Onibaba is a film that is sumptuous both visually and aurally; yet its characters and story are devoid of beauty. It's one of the best examples of a horror art film.

nikhil7179 27 February 2007

"Battle not with monsters, lest ye become a monster, and if you gaze into the abyss, the abyss gazes also into you."

  • Nietzsche


The characters in Onibaba dwell in the bottom rung of Maslow's Pyramid.

Food, sex, shelter, survival - though not necessarily in that order.
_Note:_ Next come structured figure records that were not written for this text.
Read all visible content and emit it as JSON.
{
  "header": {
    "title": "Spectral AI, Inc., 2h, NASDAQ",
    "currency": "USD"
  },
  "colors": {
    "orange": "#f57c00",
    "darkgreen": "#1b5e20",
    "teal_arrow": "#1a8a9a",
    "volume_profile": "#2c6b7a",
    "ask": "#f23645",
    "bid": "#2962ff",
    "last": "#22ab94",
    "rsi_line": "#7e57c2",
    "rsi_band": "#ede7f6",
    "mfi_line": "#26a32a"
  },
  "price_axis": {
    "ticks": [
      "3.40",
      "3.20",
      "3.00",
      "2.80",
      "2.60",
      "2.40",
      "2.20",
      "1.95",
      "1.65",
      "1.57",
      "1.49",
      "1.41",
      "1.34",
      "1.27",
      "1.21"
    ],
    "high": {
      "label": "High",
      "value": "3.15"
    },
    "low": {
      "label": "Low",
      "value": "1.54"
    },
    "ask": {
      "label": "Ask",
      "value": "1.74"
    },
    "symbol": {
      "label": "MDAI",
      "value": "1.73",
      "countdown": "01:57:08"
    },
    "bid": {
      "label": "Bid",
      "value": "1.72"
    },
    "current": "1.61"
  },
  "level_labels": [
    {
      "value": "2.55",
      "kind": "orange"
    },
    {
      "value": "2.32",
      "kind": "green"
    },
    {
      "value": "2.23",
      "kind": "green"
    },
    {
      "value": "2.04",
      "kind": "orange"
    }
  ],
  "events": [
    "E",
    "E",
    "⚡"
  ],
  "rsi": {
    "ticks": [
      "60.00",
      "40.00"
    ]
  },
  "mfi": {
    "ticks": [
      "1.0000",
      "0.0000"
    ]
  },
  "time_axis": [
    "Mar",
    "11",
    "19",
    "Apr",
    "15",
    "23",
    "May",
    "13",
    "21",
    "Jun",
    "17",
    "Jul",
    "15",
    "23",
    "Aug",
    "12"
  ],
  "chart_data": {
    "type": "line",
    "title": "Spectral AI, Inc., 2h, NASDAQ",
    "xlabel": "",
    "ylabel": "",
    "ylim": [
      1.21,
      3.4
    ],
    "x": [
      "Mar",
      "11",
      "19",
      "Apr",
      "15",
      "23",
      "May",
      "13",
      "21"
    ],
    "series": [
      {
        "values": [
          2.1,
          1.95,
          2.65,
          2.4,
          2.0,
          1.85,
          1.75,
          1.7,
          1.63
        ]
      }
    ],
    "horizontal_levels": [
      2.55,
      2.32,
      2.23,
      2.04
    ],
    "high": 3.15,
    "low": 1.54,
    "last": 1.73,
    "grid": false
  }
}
Sexuality permeates every frame of this film. It is ever-present along with the oppressive heat and the marshland weeds.

The stark black and white cinematography perfectly captures the desolate mood.

The score – atonal free jazz backed by tribal rhythms - though completely anachronistic works surprisingly well.

One of the most fiercely primal depictions of the human condition on celluloid, Onibaba is a hauntingly erotic masterpiece.